Conor McGregor ha sido uno de los pocos en hablar claro: “Sacádlos de aquí. Detened su llegada”. Su mensaje resuena con fuerza en un país donde la izquierda ha priorizado la agenda globalista por encima de la seguridad de sus propios ciudadanos.

El brutal ataque que desató la indignación popular

La noche del lunes 8 de junio, en Kinnaird Avenue, Belfast, un sudanés de unos 30 años agredió salvajemente a un hombre de 40 años con un cuchillo, intentando degollarlo en un acto de extrema violencia. La víctima resultó con heridas graves en el cuello, rostro y espalda, y permanece hospitalizada. Vecinos valientes intervinieron para detener al agresor, utilizando incluso un palo de hurling, antes de que llegara la policía.

Las autoridades han detenido al sospechoso por intento de asesinato, posesión de arma y amenazas de muerte. Inicialmente se habló de un origen somalí, pero se confirmó sudanés con permiso de residencia tras llegar desde Dublín. Este detalle agrava la situación: ¿cómo un individuo con historial de inestabilidad mental, según McGregor, obtiene autorización para vivir en territorio británico? La opacidad del Gobierno de Starmer solo alimenta la desconfianza.

Este ataque sudanés en Belfast se suma a otros incidentes recientes, como la muerte del joven Henry Nowak bajo custodia policial, que ya había tensado los ánimos. Los manifestantes no dudan en señalar que “Gran Bretaña está al límite y el Gobierno ha dado la espalda a la gente”. En Southampton y Londres, las protestas han sido especialmente visibles, con mensajes claros contra la islamización y la destrucción de la civilización occidental por la inmigración ilegal.

Puedes ver aquí el salvaje intento de decapitación en Belfast: video sensible

Conor McGregor, voz sin filtros contra la invasión migratoria

El luchador irlandés, conocido por su franqueza, no ha tardado en posicionarse. En su cuenta de X, McGregor exigió medidas drásticas: “Cerrad las fronteras. Entrad militarmente a los IPAS y retirad a todos los inmigrantes ilegales de esta isla”. Criticó duramente la política de “invitar y financiar a personas mentalmente perturbadas del tercer mundo”.

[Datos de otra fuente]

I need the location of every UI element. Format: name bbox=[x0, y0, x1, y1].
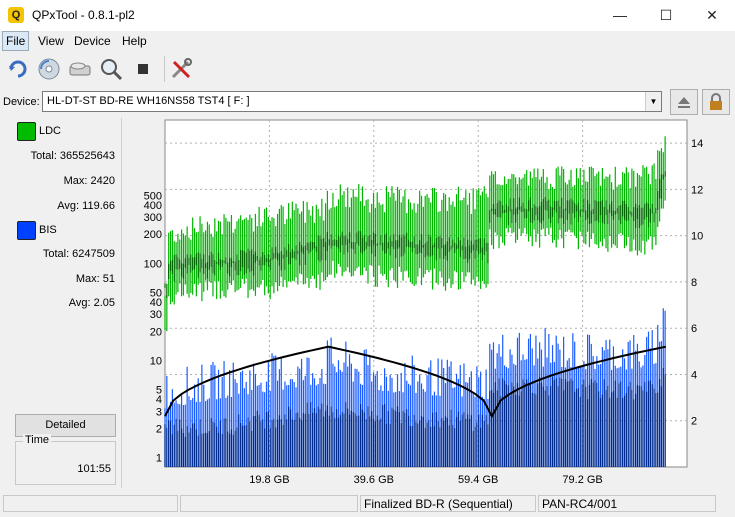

“Sacádlos de aquí. Detened su llegada. Nosotros decimos no a esto”, declaró McGregor, quien se presenta como precandidato presidencial y líder soberanista. Sus palabras contrastan con el silencio cómplice o las tibias condenas de la clase política tradicional. Mientras Starmer califica el suceso de “horrible” sin proponer soluciones reales, el excampeón pone el dedo en la llaga: la inmigración masiva no enriquece, sino que genera inseguridad y conflicto cultural.

Lee más en Nuestra España: Austria, Polonia y Chequia blindan sus fronteras frente a la inmigración ilegal

Protestas en 70 ciudades: el despertar ciudadano frente a la izquierda

Las convocatorias en redes sociales han movilizado a miles en más de 70 ciudades británicas. En Belfast, Glasgow, Liverpool y otras urbes, los manifestantes han incendiado contenedores, casas, autobuses y expresado su hartazgo con pancartas que rezan “La inmigración ilegal está destruyendo nuestra civilización”. La policía ha reforzado la vigilancia, pero la presión sobre Starmer es evidente.

Este movimiento no surge de la nada. Refleja el fracaso rotundo de décadas de multiculturalismo forzado, que ha traído violencia, guetos y pérdida de identidad. Gobiernos de izquierdas, tanto en Reino Unido como en la Unión Europea, han ignorado las demandas de su pueblo para complacer a élites globalistas y ONGs. En España, fenómenos similares alertan de un futuro idéntico si no se actúa con firmeza.

La respuesta debe ser clara: deportaciones masivas, cierre de fronteras y prioridad absoluta a los nacionales. Cualquier otra vía solo prolonga el sufrimiento de los europeos.